Reports & Publications

Tolly Data Comm Lab Test - ATM for PC LANs

Sponsor: Tolly-Data Communications Magazine
Tolly Data Comm Lab Test - ATM for PC LANs

Abstract

Are PC LANs Ready for ATM?


This September 1994 Data Communications lab test, conducted by Kevin Tolly of The Tolly Group and David Newman of Data Communications, examined whether PC-based LAN environments were ready to take advantage of Asynchronous Transfer Mode (ATM) at the desktop. The article focused on a key question of the period: even if ATM switches could deliver very high throughput and low latency, could mainstream PC operating systems, network clients, and adapters make practical use of ATM connections in real workgroup environments?


The lab evaluated Fore Systems’ ASX-200 ATM switch and ForeRunner ESA-200PC adapter cards. The publication invited 10 vendors to participate: Allied Telesis, Chipcom, Digital Equipment Corp., Fore Systems, Galcom, Hughes LAN Systems, Newbridge Network, Network Systems, SynOptics Communications, and Xyplex. At the time of testing, however, only Fore Systems could supply both an ATM switch and PC adapter cards for the evaluation. The test environment included Fore’s ASX-200 switch, ESA-200PC EISA adapters, Windows NT-based PCs, and Hewlett-Packard ATM analysis equipment.


The results showed that ATM switch performance itself was not the limiting factor. The Fore ASX-200 delivered extremely low latency, adding approximately 9 microseconds on a 100Mbit/s Taxi interface and approximately 6 microseconds on a 140Mbit/s Taxi interface. In a multisegment configuration designed to emulate traffic crossing four ATM switches, aggregate delay remained only about 36 microseconds. Cell jitter was also minimal. The article noted that the ASX-200 could operate at wire speed on its Taxi interfaces and that raw throughput was not the principal concern for most PC LAN applications of the time.
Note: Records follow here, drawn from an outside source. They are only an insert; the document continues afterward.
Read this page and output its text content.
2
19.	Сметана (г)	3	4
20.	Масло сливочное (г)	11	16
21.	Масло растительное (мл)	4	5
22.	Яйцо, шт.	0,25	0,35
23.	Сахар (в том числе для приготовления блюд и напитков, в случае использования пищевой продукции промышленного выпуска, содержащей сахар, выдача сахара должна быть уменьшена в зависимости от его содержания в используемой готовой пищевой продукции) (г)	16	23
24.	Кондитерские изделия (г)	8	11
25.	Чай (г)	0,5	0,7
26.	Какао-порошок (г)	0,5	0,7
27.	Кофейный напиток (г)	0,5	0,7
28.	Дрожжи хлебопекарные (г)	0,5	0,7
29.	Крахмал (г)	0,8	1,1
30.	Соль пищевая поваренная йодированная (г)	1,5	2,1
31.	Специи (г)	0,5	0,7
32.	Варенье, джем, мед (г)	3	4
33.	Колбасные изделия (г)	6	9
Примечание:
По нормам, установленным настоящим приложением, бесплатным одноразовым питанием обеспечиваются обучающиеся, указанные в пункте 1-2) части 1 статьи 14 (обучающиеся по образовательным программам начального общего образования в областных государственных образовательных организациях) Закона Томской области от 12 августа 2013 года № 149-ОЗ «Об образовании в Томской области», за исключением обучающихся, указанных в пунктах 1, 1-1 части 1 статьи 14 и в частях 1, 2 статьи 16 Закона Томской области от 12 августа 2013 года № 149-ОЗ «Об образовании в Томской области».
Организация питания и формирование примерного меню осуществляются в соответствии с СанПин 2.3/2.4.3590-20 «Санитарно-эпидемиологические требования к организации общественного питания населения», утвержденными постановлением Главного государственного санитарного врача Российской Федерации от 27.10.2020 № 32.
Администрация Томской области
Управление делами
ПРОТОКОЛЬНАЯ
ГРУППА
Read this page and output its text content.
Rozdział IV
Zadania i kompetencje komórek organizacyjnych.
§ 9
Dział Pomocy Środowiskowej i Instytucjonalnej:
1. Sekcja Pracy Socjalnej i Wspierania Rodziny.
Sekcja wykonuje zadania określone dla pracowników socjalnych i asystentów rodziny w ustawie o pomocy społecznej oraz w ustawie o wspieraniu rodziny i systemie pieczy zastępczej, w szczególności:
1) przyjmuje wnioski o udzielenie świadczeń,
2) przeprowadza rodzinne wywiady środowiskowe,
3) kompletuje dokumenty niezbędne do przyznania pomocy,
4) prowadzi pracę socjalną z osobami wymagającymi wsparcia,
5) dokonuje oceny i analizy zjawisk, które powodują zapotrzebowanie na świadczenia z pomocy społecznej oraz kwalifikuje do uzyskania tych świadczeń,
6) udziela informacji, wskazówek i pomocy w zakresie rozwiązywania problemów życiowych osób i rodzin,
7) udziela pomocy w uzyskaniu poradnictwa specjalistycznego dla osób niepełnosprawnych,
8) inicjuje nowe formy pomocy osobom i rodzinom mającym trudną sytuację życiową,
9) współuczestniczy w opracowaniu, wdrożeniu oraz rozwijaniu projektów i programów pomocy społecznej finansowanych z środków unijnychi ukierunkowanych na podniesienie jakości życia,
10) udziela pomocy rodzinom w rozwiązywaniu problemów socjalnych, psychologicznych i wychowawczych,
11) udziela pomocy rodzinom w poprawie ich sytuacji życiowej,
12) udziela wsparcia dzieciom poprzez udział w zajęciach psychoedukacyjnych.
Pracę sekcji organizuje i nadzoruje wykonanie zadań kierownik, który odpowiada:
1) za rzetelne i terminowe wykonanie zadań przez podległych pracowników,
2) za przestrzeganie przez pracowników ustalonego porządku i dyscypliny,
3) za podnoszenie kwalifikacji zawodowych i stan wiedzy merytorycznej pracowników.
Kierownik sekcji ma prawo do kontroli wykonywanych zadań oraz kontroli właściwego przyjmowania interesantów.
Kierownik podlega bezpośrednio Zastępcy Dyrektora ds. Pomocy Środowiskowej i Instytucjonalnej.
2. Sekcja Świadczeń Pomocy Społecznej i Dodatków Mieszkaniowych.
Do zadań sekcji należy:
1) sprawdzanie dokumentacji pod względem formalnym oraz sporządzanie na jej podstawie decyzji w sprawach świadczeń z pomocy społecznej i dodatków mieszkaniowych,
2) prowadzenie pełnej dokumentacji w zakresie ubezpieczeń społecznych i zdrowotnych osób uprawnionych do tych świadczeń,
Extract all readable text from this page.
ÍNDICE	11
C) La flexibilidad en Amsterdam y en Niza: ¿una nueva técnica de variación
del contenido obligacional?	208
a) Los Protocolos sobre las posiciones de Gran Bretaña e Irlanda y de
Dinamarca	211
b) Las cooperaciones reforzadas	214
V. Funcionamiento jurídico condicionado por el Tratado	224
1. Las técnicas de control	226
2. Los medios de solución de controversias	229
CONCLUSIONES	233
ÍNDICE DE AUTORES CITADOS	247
The primary obstacle was software maturity at the end station. Windows NT was the only PC operating system in the test that supported Fore’s adapter, and even then the available client drivers and beta software limited broader application testing. NetWare access depended on additional software rather than native ATM support, and common desktop operating environments such as DOS/Windows lacked practical ATM driver support. The lab found that ordinary LAN applications could communicate across the ATM network when LAN emulation was used, but the benefits were constrained by operating-system support, adapter drivers, and application behavior.


Overall, the article concluded that ATM switching technology was technically impressive and ready to deliver very low-latency backbone and campus-network services, but PC LANs were not yet fully ready for ATM at the desktop. The limiting factors were not the ATM switch fabric or link speeds, but immature client software, limited operating-system support, and the complexity of integrating ATM into existing NetWare, IP, IPX, NetBIOS, and SNA-oriented LAN environments.